Pembahasan berikutnya adalah berkaitan peringatan bagi para pendahulu (as-salaf) terhadap kekeliruan dan kesalahan dalam bertaklid. Pembahasan berikutnya masih berkaitan dengan taklid yaitu kepada orang besar (berpengaruh) maupun orang kecil (tidak punya pengaruh).
Adapun pembahasan paling penting dalam buku ini yaitu tentang argumen kalender dan matlak global, dengan sub judul yang cukup panjang, yaitu:
ذِكْرُ الدَّلِيلِ عَلَى أَنَّ إِذَا ثَبَتَتْ رُؤْيَةِ الهِلَالِ لَدُخُولِ شَهْرٍ رَمَضَانَ، وَخُرُوجِهِ فِي بَلَدٍ مِن بُلْدَانِ
المُسْلِمِينَ، فَوَجَبَ عَلَى بَقِيَّةِ البُلْدَانِ الإِسْلامِيَّةِ أَنْ تَصُومَ، وتُفْطِرَ بِهَذِهِ الرُّؤيَة ولا عِبْرَةً
بِاخْتِلافِ المَطَالِعِ؛ لتَوْحِيدِ الأُمَّةِ الإِسْلامِيَّةِ فِي عِبَادَتِهَا كُلِّهَا عَلَى نَهْجِ الشَّرِيعَةِ الْمُطَهَّرَةِ
“Menyebutkan argumen bahwa apabila hilal awal dan akhir bulan Ramadan telah definitif di suatu negara Muslim, maka wajib bagi negara-negara Muslim lainnya untuk berpuasa dan berbuka berdasarkan penampakan tersebut. Perbedaan matlak tidak diperhitungkan, demi
mempersatukan umat Islam dalam beribadah secara keseluruhan, sesuai dengan pendekatan syariat yang murni”.
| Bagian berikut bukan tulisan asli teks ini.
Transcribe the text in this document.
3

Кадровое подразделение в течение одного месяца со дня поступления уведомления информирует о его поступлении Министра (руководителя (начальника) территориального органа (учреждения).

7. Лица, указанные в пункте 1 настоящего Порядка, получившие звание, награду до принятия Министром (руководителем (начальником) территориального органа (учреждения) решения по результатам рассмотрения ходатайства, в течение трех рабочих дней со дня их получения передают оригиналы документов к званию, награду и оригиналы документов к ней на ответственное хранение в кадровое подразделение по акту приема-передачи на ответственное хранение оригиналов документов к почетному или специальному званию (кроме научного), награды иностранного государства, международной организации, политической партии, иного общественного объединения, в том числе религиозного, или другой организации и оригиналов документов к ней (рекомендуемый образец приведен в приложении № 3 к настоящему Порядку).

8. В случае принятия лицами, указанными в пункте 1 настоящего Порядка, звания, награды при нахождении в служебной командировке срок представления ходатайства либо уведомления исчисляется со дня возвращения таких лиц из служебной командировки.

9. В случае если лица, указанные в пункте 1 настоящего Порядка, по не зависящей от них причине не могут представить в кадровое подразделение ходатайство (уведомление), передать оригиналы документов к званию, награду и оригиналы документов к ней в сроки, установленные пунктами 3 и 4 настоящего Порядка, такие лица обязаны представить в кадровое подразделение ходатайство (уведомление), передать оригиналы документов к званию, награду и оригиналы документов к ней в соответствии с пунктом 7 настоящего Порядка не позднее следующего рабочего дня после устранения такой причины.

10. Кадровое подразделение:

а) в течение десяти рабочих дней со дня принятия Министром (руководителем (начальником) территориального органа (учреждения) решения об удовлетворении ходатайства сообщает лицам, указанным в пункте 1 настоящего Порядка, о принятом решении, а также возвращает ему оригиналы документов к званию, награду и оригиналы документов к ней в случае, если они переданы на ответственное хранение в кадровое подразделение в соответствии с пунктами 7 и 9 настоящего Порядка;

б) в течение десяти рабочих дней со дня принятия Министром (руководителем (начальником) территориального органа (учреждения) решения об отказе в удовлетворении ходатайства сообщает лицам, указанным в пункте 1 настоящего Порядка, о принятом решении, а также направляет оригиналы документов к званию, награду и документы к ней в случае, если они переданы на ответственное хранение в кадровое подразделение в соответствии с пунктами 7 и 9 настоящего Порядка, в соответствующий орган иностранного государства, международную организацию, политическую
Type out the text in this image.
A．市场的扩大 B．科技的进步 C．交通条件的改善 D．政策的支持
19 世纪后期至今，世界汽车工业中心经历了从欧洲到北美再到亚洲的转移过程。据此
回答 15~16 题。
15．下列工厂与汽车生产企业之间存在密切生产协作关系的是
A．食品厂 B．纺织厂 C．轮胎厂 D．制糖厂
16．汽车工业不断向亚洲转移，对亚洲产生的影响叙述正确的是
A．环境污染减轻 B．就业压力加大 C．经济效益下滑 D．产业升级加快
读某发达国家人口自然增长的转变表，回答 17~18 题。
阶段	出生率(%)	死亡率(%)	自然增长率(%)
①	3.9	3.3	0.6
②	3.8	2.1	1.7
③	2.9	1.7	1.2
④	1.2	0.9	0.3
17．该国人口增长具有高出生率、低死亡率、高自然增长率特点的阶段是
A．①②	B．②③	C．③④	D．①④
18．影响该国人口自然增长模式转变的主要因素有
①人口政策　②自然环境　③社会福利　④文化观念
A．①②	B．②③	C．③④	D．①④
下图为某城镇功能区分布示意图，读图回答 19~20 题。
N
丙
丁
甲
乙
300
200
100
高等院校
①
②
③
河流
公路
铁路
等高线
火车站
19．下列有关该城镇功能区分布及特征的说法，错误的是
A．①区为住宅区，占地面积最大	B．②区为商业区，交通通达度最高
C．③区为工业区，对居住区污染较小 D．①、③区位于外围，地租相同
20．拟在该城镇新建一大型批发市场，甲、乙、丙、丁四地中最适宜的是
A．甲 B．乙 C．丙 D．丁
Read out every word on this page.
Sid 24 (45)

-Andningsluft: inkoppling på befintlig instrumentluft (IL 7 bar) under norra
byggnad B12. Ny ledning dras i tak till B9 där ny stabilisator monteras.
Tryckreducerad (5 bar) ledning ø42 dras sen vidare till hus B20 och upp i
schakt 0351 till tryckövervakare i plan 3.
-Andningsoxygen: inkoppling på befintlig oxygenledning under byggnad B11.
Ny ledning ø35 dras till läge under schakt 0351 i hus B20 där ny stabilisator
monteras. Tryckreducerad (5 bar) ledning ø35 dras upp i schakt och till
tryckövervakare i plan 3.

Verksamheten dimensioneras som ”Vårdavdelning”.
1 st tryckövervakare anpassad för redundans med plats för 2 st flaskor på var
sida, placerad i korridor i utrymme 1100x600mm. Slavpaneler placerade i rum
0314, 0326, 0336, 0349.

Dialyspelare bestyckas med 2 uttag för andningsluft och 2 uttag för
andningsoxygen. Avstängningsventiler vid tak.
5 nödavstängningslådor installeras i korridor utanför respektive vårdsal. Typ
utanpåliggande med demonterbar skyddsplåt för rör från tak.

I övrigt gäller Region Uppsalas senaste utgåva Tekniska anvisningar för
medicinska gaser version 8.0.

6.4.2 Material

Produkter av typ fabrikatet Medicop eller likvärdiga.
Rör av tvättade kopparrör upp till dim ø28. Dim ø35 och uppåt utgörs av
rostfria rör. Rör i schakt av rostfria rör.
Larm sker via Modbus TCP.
Disini kembali penulis buku menegaskan unifikasi penanggalan yaitu manakala hilal terlihat di suatu tempat (negeri) maka memestikan untuk negeri-negeri lainnya, dan kembali beliau mengemukakan dalil (argumen)nya berdasarkan hadis-hadis Nabi Saw tentang rukyatul hilal. Secara lebih tegas penulis buku ini menyatakan bahwa perbedaan waktu (jam) karena perbedaan matlak sama sekali tidak ada masalah. Tatkala umat Islam telah sepakat bahwa hari itu adalah hari berpuasa atau hari berhari raya maka hal itu sangat baik, lebih
menguatkan umat Islam dalam kesatuan yang mana ini adalah yang dikehendaki syariat.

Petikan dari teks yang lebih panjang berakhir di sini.